The white boxes in the architecture diagram are off-the-shelf services that NICo depends on but does not build. They must be deployed before NICo installation. See [Software Prerequisites](/infra-controller/documentation/getting-started/prerequisites/software) for validated versions and configuration details.

- **PostgreSQL** — stores all NICo system state in the `forge_system_carbide` database. Only the API Service reads from and writes to it. The reference deployment uses the Zalando Postgres Operator with Spilo-15.
- **Vault** — provides a PKI engine for certificate issuance and a KV secrets engine for credential storage. Consumed by the API Service and credsmgr (cloud-cert-manager). Uses Kubernetes authentication to authorize NICo service accounts.
- **Temporal** — workflow orchestration engine used by NICo REST for multi-step operations (instance provisioning, reboot, release). The Site Agent connects to NICo REST through Temporal. Requires registered namespaces: `cloud`, `site`, and a per-site UUID.
- **cert-manager** — issues and rotates the TLS certificates that NICo services use for mTLS/gRPC communication. Includes approver-policy for certificate request authorization.
- **External Secrets Operator (ESO)** — syncs secrets from Vault into Kubernetes Secret objects, making credentials (database, PKI, bootstrap material) available to NICo workloads in each namespace.
- **Telemetry and Logging (Prometheus, Grafana, OpenTelemetry, Loki)** — collects metrics and logs from all NICo services and managed hosts. Prometheus scrapes the Hardware Health `/metrics` endpoint. Loki aggregates logs from the SSH Console Service and DPU agents. OpenTelemetry Collector ships telemetry from both the site controller and DPUs. Optional but strongly recommended.
- **MetalLB** — provides load-balanced virtual IPs for NICo services on the Kubernetes cluster, making them reachable from the underlay network.
- **ArgoCD** — GitOps-based continuous delivery for deploying and updating NICo components. Optional.
- **NGC Registry** — NVIDIA's container registry, used to pull NICo service images during deployment and upgrades.
- **IDP (KeyCloak)** — identity provider for admin web UI authentication via OIDC. Optional.
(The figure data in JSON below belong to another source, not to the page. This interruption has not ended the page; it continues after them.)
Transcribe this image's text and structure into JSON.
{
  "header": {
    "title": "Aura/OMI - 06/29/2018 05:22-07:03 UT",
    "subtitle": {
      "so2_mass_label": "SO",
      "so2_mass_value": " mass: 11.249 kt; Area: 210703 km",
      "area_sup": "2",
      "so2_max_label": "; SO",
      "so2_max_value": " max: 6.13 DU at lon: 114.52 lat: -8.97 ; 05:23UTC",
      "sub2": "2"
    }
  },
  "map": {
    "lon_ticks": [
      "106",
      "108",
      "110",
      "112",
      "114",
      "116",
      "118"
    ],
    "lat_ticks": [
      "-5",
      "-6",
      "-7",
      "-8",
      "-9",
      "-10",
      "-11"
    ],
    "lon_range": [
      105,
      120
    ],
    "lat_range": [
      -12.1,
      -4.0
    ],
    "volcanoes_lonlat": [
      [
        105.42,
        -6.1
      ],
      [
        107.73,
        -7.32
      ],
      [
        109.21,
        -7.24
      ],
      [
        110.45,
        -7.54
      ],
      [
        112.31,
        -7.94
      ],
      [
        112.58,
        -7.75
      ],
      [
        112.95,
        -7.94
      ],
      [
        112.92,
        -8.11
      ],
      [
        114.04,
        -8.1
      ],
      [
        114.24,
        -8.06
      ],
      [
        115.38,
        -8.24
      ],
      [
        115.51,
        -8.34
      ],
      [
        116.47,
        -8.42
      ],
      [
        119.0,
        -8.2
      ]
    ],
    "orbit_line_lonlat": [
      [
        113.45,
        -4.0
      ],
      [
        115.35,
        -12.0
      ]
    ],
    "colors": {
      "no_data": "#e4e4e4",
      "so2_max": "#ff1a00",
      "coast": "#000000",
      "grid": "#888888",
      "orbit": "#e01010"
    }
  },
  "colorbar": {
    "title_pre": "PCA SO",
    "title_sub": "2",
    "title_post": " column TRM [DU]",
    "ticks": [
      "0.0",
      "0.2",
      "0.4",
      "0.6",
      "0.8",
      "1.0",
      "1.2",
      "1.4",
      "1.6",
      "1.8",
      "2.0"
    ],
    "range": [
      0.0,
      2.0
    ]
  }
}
For a deeper look at each component and the state machine design, see [Architecture: Overview and Components](/infra-controller/documentation/architecture/overview-and-components).

## Where NICo fits

NICo sits below Kubernetes and platform layers. It exposes REST and gRPC APIs that higher-level systems — BMaaS, VMaaS, orchestration engines, ISV control planes — can consume directly. It does not dictate how scheduling, tenancy policy, or workloads are managed above it.

```
┌─────────────────────────────────────┐
│   ISV / NCP Control Plane           │
├─────────────────────────────────────┤
│   Kubernetes / BMaaS / VMaaS        │
├─────────────────────────────────────┤
│   NICo  ◄── you are here            │
├─────────────────────────────────────┤
│   BlueField DPU + Host Hardware     │
└─────────────────────────────────────┘
```

NICo is the layer that makes the hardware predictable, repeatable, and safe — so the layers above it can treat bare metal as a reliable building block.